Si al binomio mayores – vulnerabilidad ante la COVID-19, le unimos un tercer factor, la dependencia, nos encontramos con situaciones que resultan aún más conmovedoras en la realidad sanitaria que nos está tocando vivir:
- -El miedo intenso a la enfermedad en mayores con dependencia, quienes se convierten en personas extremadamente frágiles y vulnerables.
- -La soledad de las personas cuidadoras principales, más marcada aún si cabe de lo que normalmente la suelen sentir. Se han encontrado, y muchas continúan, cuidando de personas dependientes sin poder contar con otros familiares por temor a posibles contagios.
- -La privación del efecto cognitiva y afectivamente estimulante de otros miembros de la familia.
- -La disminución en las opciones de ayuda en el cuidado de las personas con dependencia, con el cierre de los centros de día para evitar contagios masivos, que se ha traducido en el aumento de la sensación de sobrecarga y las grandes dificultades para la conciliación del cuidado y el trabajo.

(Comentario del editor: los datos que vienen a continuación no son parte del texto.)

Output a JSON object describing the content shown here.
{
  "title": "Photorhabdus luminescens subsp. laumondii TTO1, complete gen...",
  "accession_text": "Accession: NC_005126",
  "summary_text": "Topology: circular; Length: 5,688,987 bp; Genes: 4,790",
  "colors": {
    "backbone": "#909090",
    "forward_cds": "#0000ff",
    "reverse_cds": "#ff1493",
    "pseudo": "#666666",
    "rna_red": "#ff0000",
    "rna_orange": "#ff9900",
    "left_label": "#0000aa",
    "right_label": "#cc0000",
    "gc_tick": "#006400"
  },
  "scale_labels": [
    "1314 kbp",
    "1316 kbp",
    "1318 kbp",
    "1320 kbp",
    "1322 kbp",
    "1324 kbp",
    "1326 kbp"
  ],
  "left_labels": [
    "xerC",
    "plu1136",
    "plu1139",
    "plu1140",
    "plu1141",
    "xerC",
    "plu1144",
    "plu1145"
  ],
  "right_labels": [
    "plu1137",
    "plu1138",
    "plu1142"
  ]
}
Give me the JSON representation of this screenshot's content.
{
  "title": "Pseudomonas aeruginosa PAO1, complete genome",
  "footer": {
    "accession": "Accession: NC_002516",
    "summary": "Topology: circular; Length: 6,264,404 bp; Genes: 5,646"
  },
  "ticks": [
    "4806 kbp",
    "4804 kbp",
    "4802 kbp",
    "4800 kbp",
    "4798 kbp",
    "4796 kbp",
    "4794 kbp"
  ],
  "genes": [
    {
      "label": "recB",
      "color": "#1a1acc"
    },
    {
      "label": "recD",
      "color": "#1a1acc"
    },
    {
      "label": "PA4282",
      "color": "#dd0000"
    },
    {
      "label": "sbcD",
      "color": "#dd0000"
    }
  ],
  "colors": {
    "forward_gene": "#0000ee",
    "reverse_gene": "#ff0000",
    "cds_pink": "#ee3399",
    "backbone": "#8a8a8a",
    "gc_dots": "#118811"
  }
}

- -La situación de las personas mayores dependientes en las residencias, donde el virus se ha colado sin piedad y que ha obligado a limitar las visitas, los acompañamientos, el cuidado afectivo de los familiares preocupados.
- -Y tantas otras realidades…
Quizás estas líneas puedan constituirse como una oportunidad para invitar a la reflexión, para equilibrar la protección a las personas mayores con la posibilidad de disfrute del acompañamiento familiar, para pensar en la importancia de las relaciones personales sin olvidar la responsabilidad de los unos con los otros respetando las medidas de protección frente a la COVID-19.
Usa la mascarilla, respeta las distancias, lávate las manos, ten cuidado y, sobre todo ¡vive y disfruta de los tuyos!